Knee Deep in Web Content, Among Other Updates
We are spending much of our time these days writing content for the new site. This includes writing many profiles for the new “Faces” faculty, student, and alumni Flash piece, a bank of stories for the new home page’s Wall gallery, and content for the many new pages we will be adding to the site. It’s all hands on deck for the Communications and Marketing staff as each member of our office is writing Web profies. We’re also gearing up to have a handful of students to assist us during winter break with pulling content out of our current Web site and readying it so it can be easily posted in the new CMS.

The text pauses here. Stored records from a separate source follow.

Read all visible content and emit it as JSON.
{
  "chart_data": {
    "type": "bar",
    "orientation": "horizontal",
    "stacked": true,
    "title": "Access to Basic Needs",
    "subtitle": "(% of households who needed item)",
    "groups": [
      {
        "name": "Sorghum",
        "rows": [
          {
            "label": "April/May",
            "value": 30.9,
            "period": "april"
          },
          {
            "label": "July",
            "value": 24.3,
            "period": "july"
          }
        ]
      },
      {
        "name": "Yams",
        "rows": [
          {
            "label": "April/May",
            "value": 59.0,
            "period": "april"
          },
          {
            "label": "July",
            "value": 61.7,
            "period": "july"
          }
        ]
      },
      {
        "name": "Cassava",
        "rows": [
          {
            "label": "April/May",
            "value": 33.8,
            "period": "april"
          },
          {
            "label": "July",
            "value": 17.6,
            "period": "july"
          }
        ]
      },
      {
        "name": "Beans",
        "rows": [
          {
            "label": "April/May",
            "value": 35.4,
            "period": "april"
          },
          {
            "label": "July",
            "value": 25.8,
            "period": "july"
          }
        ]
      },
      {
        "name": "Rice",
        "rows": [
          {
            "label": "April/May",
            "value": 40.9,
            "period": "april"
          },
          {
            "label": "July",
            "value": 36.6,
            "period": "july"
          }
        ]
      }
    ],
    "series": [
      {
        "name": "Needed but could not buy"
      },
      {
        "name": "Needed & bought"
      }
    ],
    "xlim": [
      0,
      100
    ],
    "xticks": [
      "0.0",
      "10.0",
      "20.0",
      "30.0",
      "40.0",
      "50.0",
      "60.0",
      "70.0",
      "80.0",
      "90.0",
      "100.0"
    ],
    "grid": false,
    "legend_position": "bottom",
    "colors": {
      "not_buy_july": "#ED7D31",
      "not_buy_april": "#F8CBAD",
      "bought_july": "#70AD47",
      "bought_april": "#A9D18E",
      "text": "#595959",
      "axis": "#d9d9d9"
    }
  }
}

Should We Use Underscores or Hyphens in URLs?
As part of our implementation of Ingeniux CMS, we’ve had to decide how we want URLs to read (i.e., how will the page name read in a browser’s address bar).
Out of the box, Ingeniux displays page URLs as numbers with an .xml extension (e.g., 345.xml). Although, this method is short and clean, numbers aren’t real memorable. It’s much easier for site visitors to remember academics.html or news.html than 345.xml. You have some inclination where academics.html will take you when clicked, whereas 345.xml is pretty vague.

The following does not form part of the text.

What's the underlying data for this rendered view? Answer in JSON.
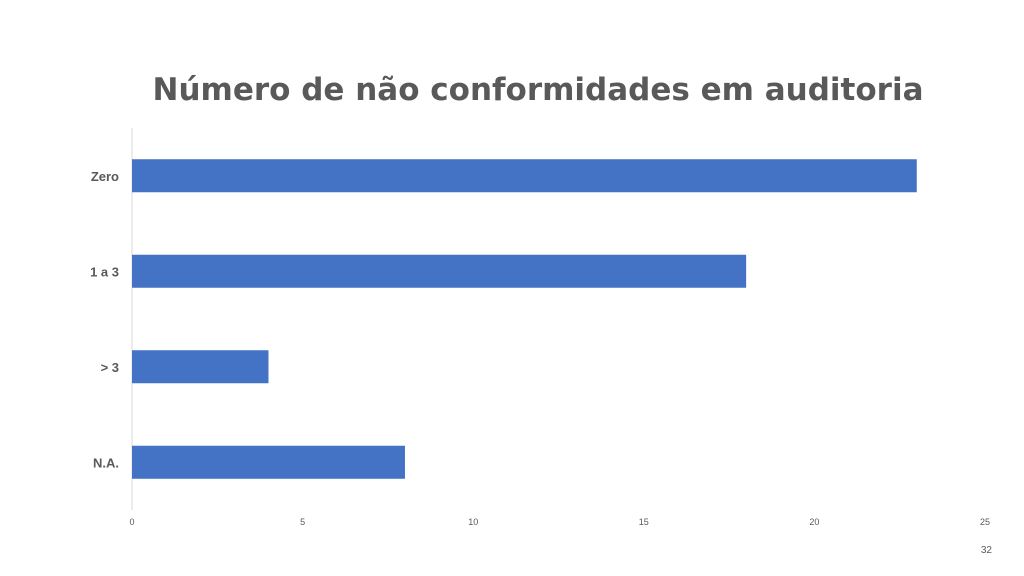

To present more human-readable URLs, Ingeniux allows us to utilize structured URLs using a hyphen or an underscore as a separator and specify .htm or .html as an extension. So which is better, hyphens or underscores? For me it has always come down to usability, something we touch on during each CMS training. It is much easier to read a Web address done in hyphens than underscores, especially when including URLs in print. If URLs appear as underlined text, the underscores are often harder to read.
When it comes down to it, search engines treat both underscores and hyphens differently. Google for example treats hyphens as separators or dividers while underscores are not treated as such as shown below.
Underscores vs. Hyphens
Example 1: www.anselm.edu/my_web_page.html
Example 2: www.anselm.edu/my-web-page.html
How Google reads these URLs.
Example 1: mywebpage
Example 2: my web page
A New and Improved Search Engine
One of the most requested new Web site features we heard from faculty, staff, and students during our redesign discovery process was improved search. To paraphrase some of the comments we heard – “when I search the college site I get a bunch of results that have nothing to do with what I’m searching for.”
So one of the priorities of the redesign project was to improve site search. So after looking at several different options, we purchased a Google Mini search appliance, which arrived in the mail this week from Google.